The Assad regime may still be using chemical weapons after a suspected chlorine attack in the rebel enclave of eastern Ghouta, the United States said on Tuesday, adding that Russia ultimately bore responsibility.

"Only yesterday more than 20 civilians, mostly children, were victims of an apparent chlorine gas attack," U.S. Secretary of State Rex Tillerson said after a conference on chemical weapons in Paris. "The recent attacks in East Ghouta raise serious concerns that Bashar al-Assad may be continuing to use chemical weapons against hiss own people."
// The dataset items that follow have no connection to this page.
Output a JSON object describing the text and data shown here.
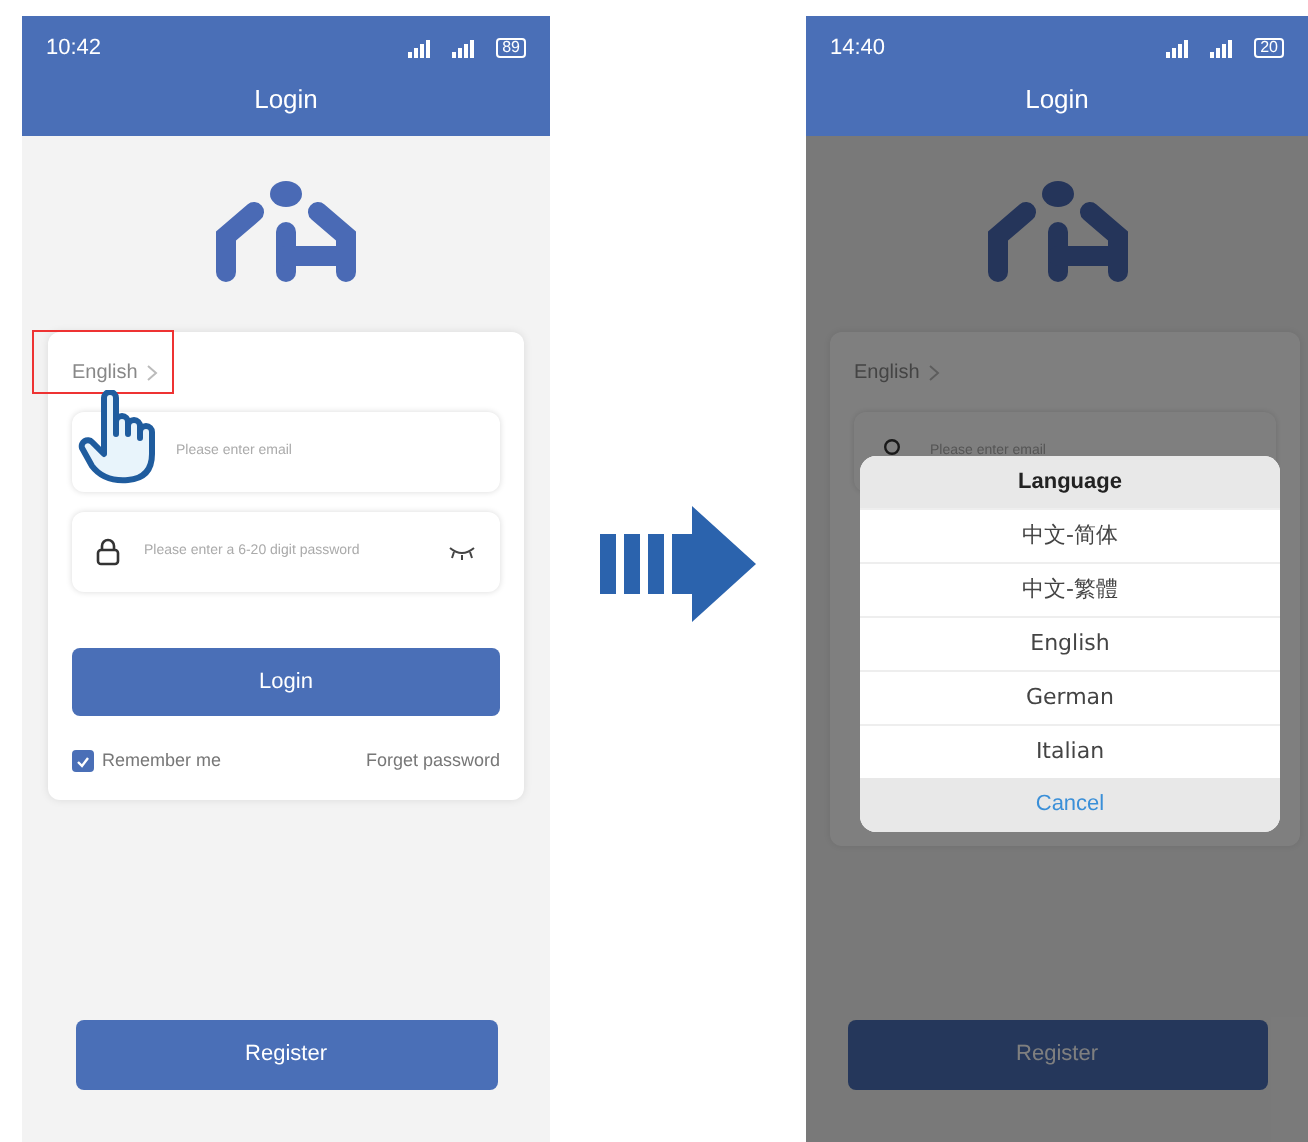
{
  "screens": [
    {
      "status_time": "10:42",
      "battery": "89",
      "title": "Login",
      "language": "English",
      "highlighted": true,
      "pointer": true,
      "email": {
        "placeholder": "Please enter email"
      },
      "password": {
        "placeholder": "Please enter a 6-20 digit password"
      },
      "login_button": "Login",
      "remember": {
        "label": "Remember me",
        "checked": true
      },
      "forget_link": "Forget password",
      "register_button": "Register"
    },
    {
      "status_time": "14:40",
      "battery": "20",
      "title": "Login",
      "language": "English",
      "email": {
        "placeholder": "Please enter email",
        "icon": true
      },
      "register_button": "Register",
      "dialog": {
        "title": "Language",
        "options": [
          "中文-简体",
          "中文-繁體",
          "English",
          "German",
          "Italian"
        ],
        "cancel": "Cancel"
      }
    }
  ]
}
Tillerson added that whoever conducted the attacks, "Russia ultimately bears responsibility for the victims in eastern Ghouta and countless other Syrians targeted with chemical weapons since Russia became involved in Syria".

The United States and 28 other countries are launching a new plan to better identify and punish anyone who uses chemical weapons, amid new reports of a suspected chemical attack in Syria.

The initiative was announced Tuesday in Paris, where Tillerson met with French Foreign Minister Jean-Yves Le Drian and diplomats from the other signatory countries.

The group plans to publish information about chemical attacks to name and shame perpetrators and eventually sanction them. U.N. efforts to punish perpetrators in Syria have failed, repeatedly blocked by Assad ally Russia.

Activists and rescue teams said the Assad regime launched an attack Monday with suspected poisonous gas that affected nearly 20 civilians in a rebel-held suburb near Damascus. The regime denies using chemical weapons.